Well, the outliers are still valuable, if your perception system is good enough to recognize them and you then collect all of them (something that does not happen).

What good is your 0.01% probability trigger for something that happens once a year to a single car in your fleet? So the argument would jus shift that "in the future it's still a valuable capability" I suspect.

But this is not the @strangecosmos thesis. The thesis is that autonomous driving is enabled by training NNs on millions or billions of miles of state-action-pairs that only Tesla is currently positioned to collect — so the thesis goes.

The problem is: Tesla is not. And even if they were in the future it is unlikely they will. Training NNs will be based on and solved elsewhere than in the consumer car.
 
  • Like
Reactions: electracity
There is very little in terms of sensor redundancy as well as known blindspots for the cameras at low speeds.

There is neither sensor redundancy nor sensor diversity. Basically if any single sensor fails it is game over -- and this includes the sensor working nominally (sending camera frames) but the software fails to detect objects in the frames due to a flaw in the ML model (a problem which could be fixed by sensor diversity -- i.e., multiple sensing modalities, which they only have in front of the vehicle via radar and camera.)
 
You still have only one forward-facing radar, and many key areas are only within view of a single camera. I don't know how much redundancy they have in power delivery, transmission, and actuation either, nor how much fault tolerance in those systems. If the compute system goes down or haywire, do the actuators enter a fail-safe state, or do they go haywire? Is there any kind of monitoring system to ensure correct operation of every component? These are the things you need to consider if you're going to take liability away from the human. Do they truly have enough compute power available to bring the car to a safe stop if the HW3 chip stops working? Do they even have any way to know that it's not working anymore? What kind of "internal redundancy" does the HW3 chip itself have?

Tesla seems to be depreciating radar to a backup role. Forward view is the main concern in a fault mode, and there are 3 cameras looking there. HW3 has fully parallel processing. Current cars have multiple sing points of failure in which the only course of action is stopping.

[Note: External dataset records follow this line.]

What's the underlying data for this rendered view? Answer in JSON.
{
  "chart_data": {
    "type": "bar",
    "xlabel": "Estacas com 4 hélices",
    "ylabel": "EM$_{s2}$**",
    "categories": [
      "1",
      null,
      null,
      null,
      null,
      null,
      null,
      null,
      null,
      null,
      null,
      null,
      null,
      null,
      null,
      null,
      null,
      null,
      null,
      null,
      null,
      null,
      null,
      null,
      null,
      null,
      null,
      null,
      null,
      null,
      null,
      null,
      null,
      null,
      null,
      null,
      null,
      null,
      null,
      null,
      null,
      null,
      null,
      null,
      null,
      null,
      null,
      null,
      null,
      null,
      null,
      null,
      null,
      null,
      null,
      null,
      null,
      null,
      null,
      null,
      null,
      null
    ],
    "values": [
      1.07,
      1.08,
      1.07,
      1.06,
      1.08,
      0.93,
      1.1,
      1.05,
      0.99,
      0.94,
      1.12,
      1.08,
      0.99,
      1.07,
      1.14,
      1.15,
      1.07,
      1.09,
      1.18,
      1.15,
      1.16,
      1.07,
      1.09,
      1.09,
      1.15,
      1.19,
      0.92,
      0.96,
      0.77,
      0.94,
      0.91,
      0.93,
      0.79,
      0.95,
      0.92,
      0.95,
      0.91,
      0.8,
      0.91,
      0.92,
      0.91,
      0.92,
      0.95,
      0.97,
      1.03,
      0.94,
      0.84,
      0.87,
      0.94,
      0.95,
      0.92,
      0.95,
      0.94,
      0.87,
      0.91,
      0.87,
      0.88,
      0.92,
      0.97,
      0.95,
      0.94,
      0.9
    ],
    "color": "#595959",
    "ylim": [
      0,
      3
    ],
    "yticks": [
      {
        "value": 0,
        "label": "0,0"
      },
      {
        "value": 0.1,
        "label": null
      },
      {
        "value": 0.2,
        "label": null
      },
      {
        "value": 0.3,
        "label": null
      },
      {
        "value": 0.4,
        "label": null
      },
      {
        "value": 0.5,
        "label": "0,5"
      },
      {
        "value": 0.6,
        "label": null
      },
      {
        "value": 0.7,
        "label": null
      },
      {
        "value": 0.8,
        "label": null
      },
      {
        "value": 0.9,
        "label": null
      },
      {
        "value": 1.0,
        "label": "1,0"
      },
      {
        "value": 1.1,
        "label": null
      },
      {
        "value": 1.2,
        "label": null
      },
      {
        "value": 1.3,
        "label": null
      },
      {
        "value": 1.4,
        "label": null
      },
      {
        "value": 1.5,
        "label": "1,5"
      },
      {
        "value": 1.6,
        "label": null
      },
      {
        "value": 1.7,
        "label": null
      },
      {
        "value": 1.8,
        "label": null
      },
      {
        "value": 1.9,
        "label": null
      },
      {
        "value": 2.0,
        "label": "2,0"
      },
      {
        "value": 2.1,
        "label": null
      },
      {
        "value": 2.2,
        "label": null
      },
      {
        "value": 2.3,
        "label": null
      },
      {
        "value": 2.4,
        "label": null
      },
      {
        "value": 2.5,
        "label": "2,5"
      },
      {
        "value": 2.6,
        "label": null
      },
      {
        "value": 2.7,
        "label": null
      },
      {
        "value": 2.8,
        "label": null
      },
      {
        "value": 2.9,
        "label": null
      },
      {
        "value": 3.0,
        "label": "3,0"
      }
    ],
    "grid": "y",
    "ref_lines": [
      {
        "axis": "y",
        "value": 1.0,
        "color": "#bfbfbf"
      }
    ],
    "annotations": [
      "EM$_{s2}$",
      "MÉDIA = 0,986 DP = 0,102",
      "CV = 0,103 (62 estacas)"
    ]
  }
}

There is neither sensor redundancy nor sensor diversity. Basically if any single sensor fails it is game over -- and this includes the sensor working nominally (sending camera frames) but the software fails to detect objects in the frames due to a flaw in the ML model (a problem which could be fixed by sensor diversity -- i.e., multiple sensing modalities, which they only have in front of the vehicle via radar and camera.)
In almost all cases, the car can move to the side of the road with a sensor missing. If redundancy is required, then that is what is would need to do anyway (redundancy lost).

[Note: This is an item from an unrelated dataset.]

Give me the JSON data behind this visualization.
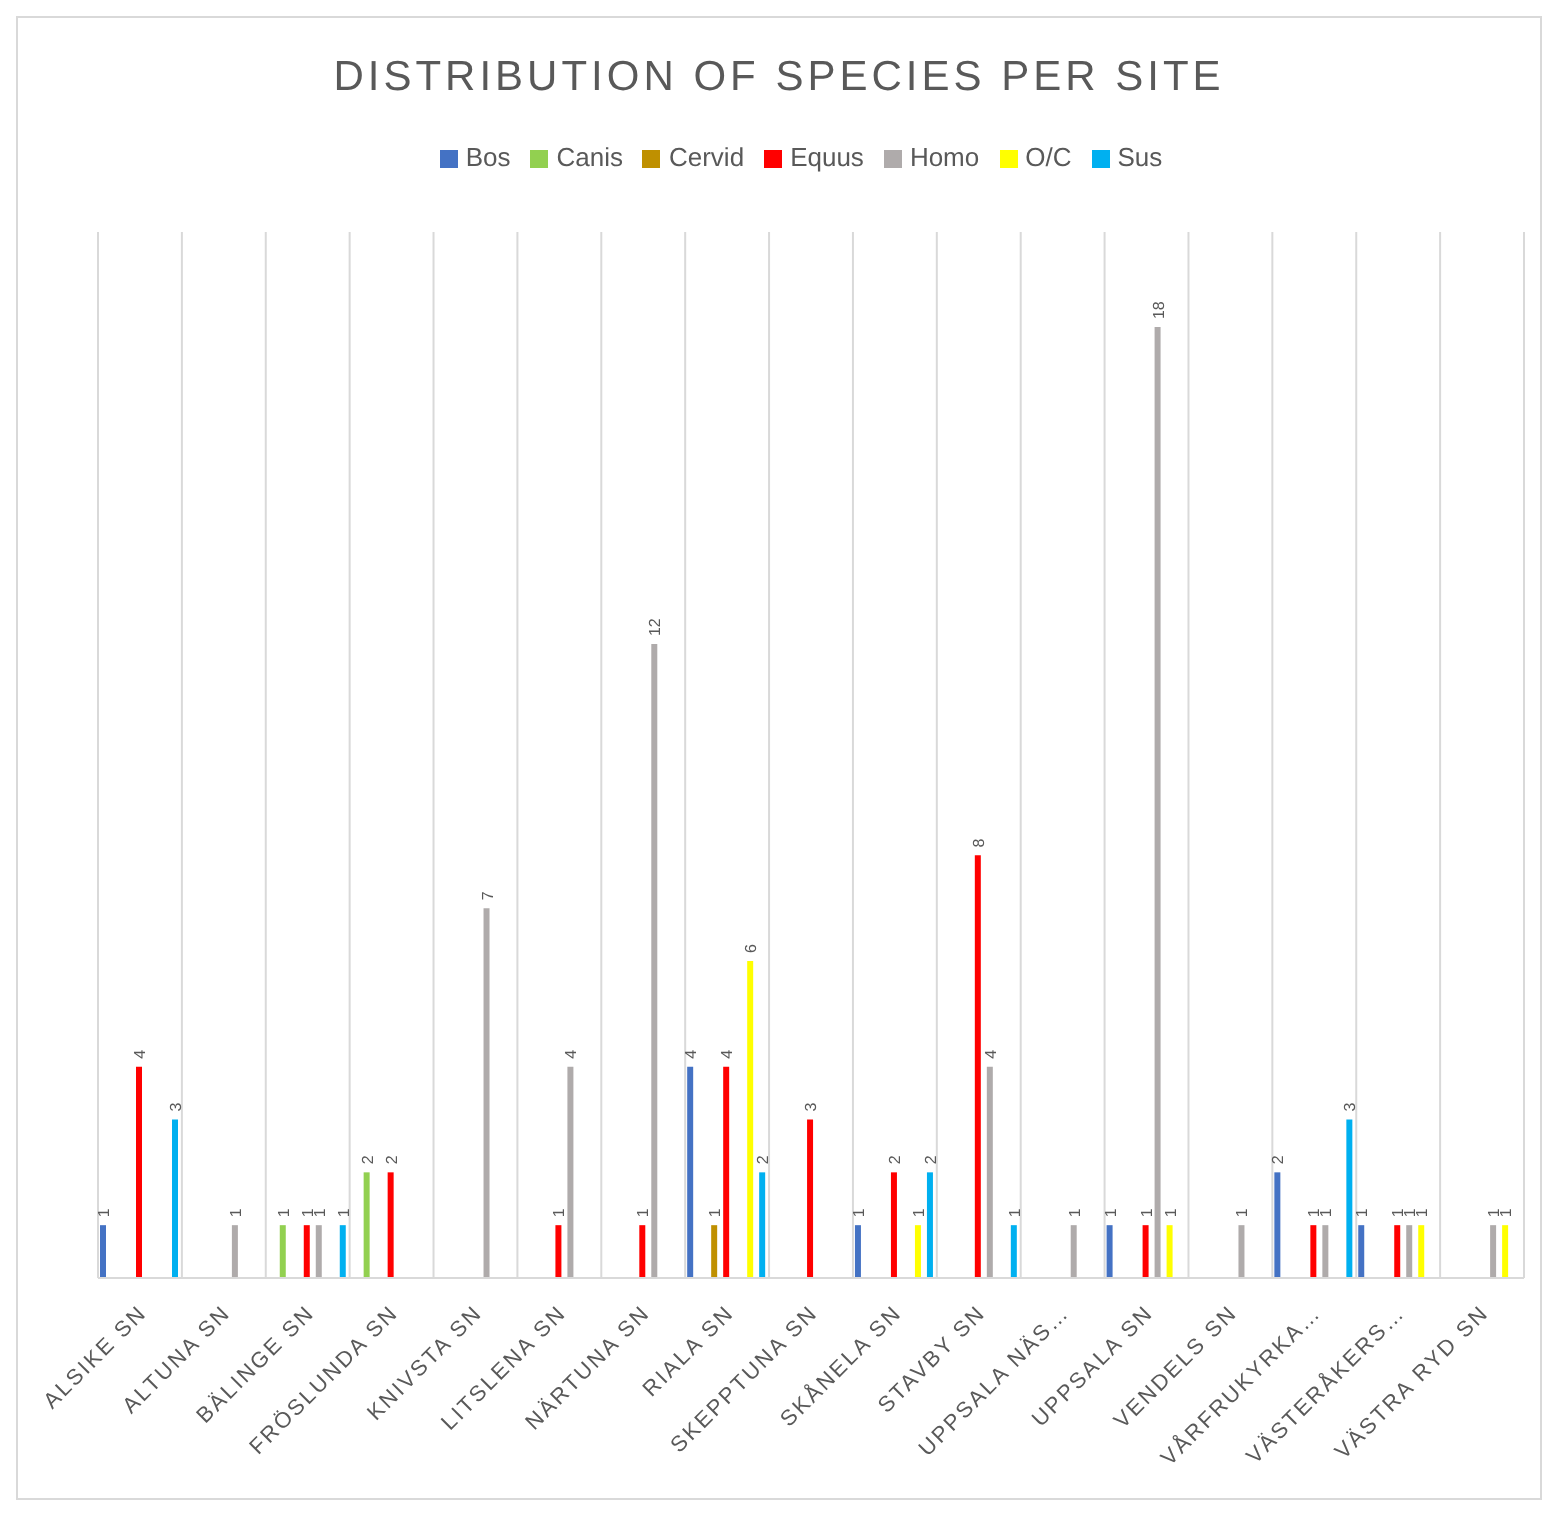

Of course, if the NN fails to detect an object in the path of the car, that is a failure, but if it can't detect he object during the time it is in view with the car moving, having extra cameras likely wouldn't help.
.
 
many key areas are only within view of a single camera
that's ok, when a camera failure is detected, the car stops and needs to be fixed before the functionality is allowed again. They already do it.

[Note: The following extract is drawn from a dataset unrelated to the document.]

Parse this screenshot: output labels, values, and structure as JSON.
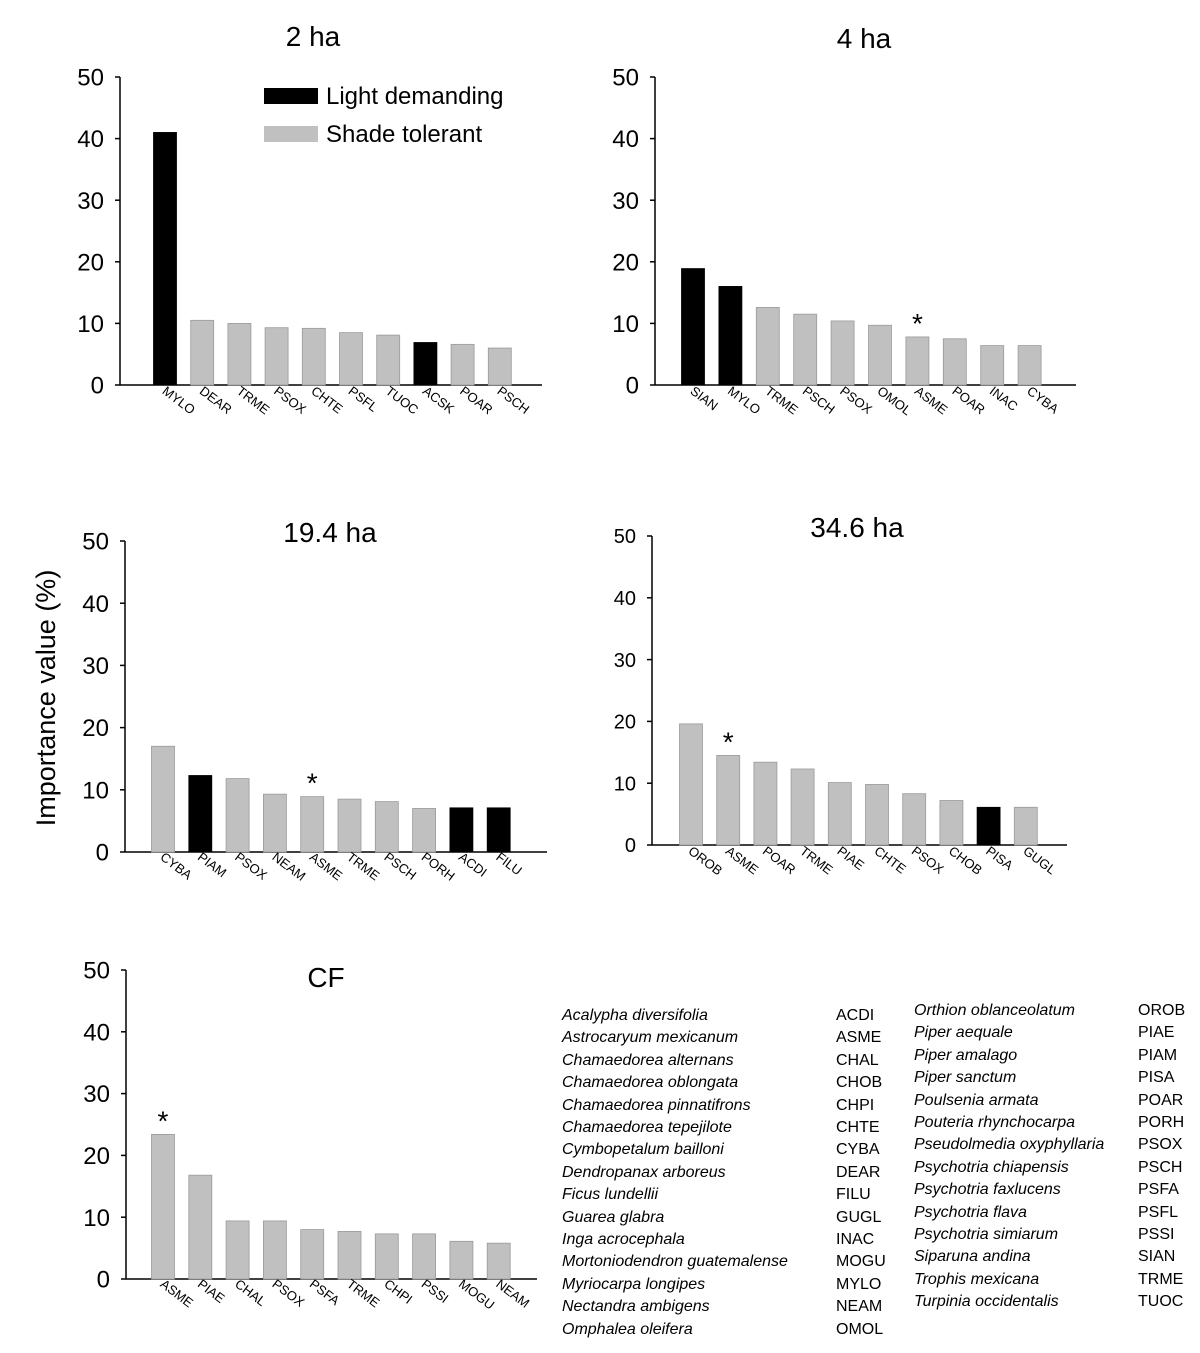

if you have failure of a pillar/side cam, they display a message of "autopilot functionality reduced" and only use three forward cams. If any of those three is dead you cannot use AP at all.

Do they truly have enough compute power available to bring the car to a safe stop if the HW3 chip stops working
on hw2.5 the steering actuator has two paths. hw3 consists of two compute nodes, one monitoring the other. if the primary fails, secondry is the same and is able to take over.

What kind of "internal redundancy" does the HW3 chip itself have?
what do you mean by "hw3 chip"? they have four TRIP chips. two per compute node.

The thesis is that autonomous driving is enabled by training NNs on millions or billions of miles of state-action-pairs that only Tesla is currently positioned to collect — so the thesis goes.
the bolded part (I bolded it) is not wrong. Tesla is positioned very well to collect this data. not so sure about the actual usefullness of it, but collection could be done just fine.